Noting that the “evolution of target-date funds is important and has simplified auto-enrollment,” those funds have also “stepped in front of advisors and their ability to customize.” Cirrotti said that “what’s starting to occur is that advisors are looking to bring more value to the process beyond packaged allocations.”  

So the Network will provide access through NetX360 to an integrated, open-architecture investment platform providing advisors with the ability to manage their own investment models or access third-party asset managers, which might be appealing to advisors new to the retirement plan space or to broker-dealers who wish to limit the options available to their reps. On the investment platform will be mutual funds, stable value funds and ETFs using managed models. 
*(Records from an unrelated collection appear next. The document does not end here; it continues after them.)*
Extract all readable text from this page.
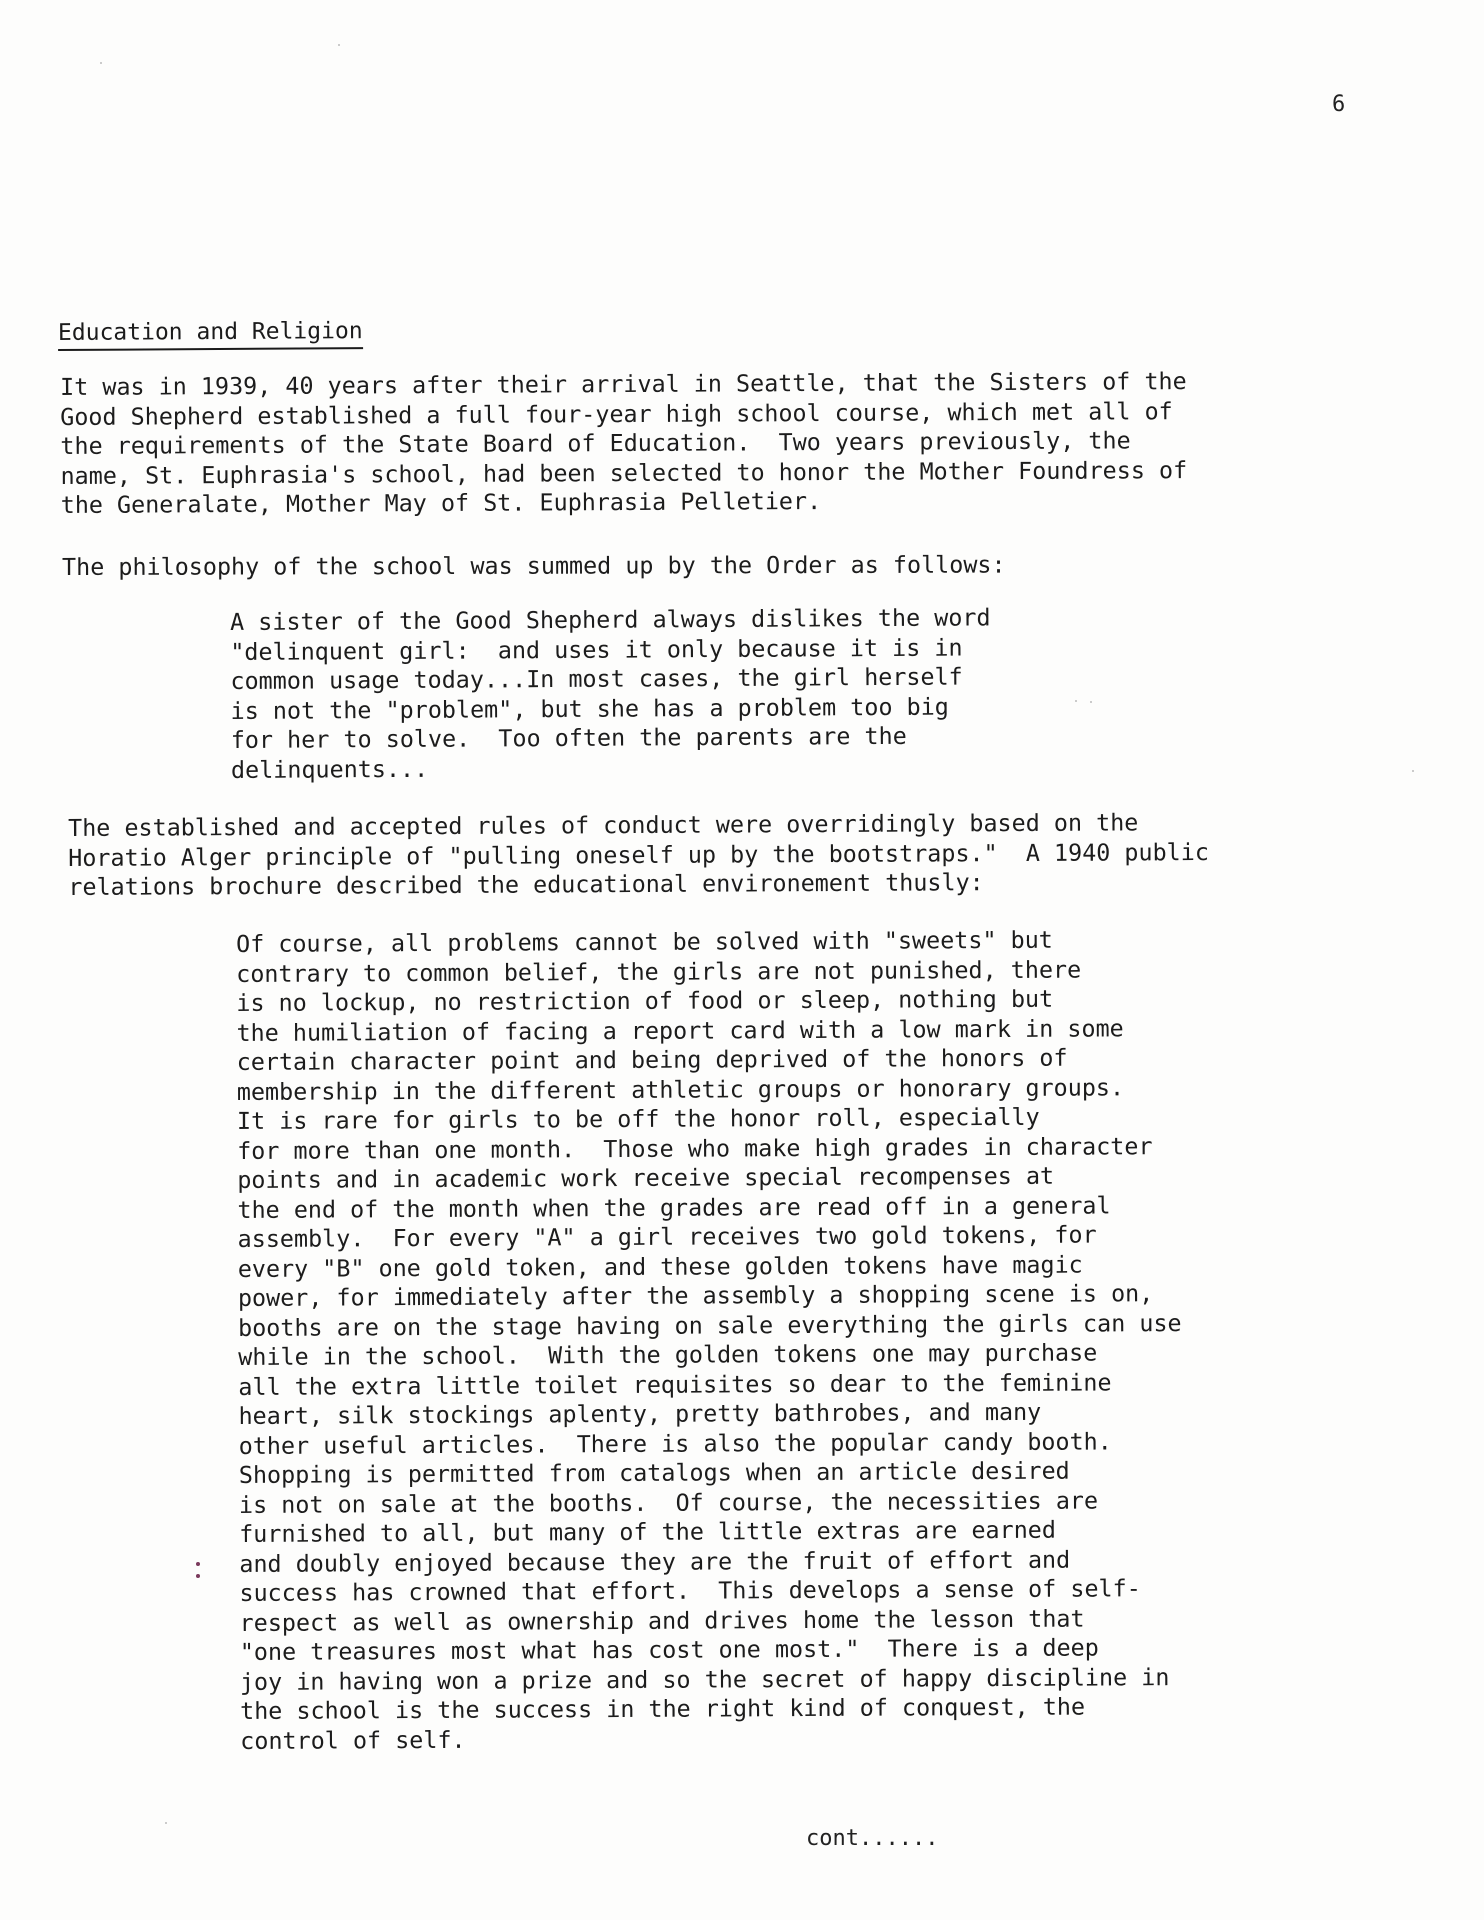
6
Education and Religion
It was in 1939, 40 years after their arrival in Seattle, that the Sisters of the
Good Shepherd established a full four-year high school course, which met all of
the requirements of the State Board of Education.  Two years previously, the
name, St. Euphrasia's school, had been selected to honor the Mother Foundress of
the Generalate, Mother May of St. Euphrasia Pelletier.
The philosophy of the school was summed up by the Order as follows:
A sister of the Good Shepherd always dislikes the word
"delinquent girl:  and uses it only because it is in
common usage today...In most cases, the girl herself
is not the "problem", but she has a problem too big
for her to solve.  Too often the parents are the
delinquents...
The established and accepted rules of conduct were overridingly based on the
Horatio Alger principle of "pulling oneself up by the bootstraps."  A 1940 public
relations brochure described the educational environement thusly:
Of course, all problems cannot be solved with "sweets" but
contrary to common belief, the girls are not punished, there
is no lockup, no restriction of food or sleep, nothing but
the humiliation of facing a report card with a low mark in some
certain character point and being deprived of the honors of
membership in the different athletic groups or honorary groups.
It is rare for girls to be off the honor roll, especially
for more than one month.  Those who make high grades in character
points and in academic work receive special recompenses at
the end of the month when the grades are read off in a general
assembly.  For every "A" a girl receives two gold tokens, for
every "B" one gold token, and these golden tokens have magic
power, for immediately after the assembly a shopping scene is on,
booths are on the stage having on sale everything the girls can use
while in the school.  With the golden tokens one may purchase
all the extra little toilet requisites so dear to the feminine
heart, silk stockings aplenty, pretty bathrobes, and many
other useful articles.  There is also the popular candy booth.
Shopping is permitted from catalogs when an article desired
is not on sale at the booths.  Of course, the necessities are
furnished to all, but many of the little extras are earned
and doubly enjoyed because they are the fruit of effort and
success has crowned that effort.  This develops a sense of self-
respect as well as ownership and drives home the lesson that
"one treasures most what has cost one most."  There is a deep
joy in having won a prize and so the secret of happy discipline in
the school is the success in the right kind of conquest, the
control of self.
cont......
When asked about the genesis of the offering, Cirrotti said it was “definitely driven by client interest,” including the growing trend of “advisor teams out of the wirehouses” who decided to go the independent route. In many of those teams, “there’d be one or two advisors specializing in retirement plans,” while regulatory pressure on BDs to “increase transparency and control over advisors” led them to seek Pershing’s help.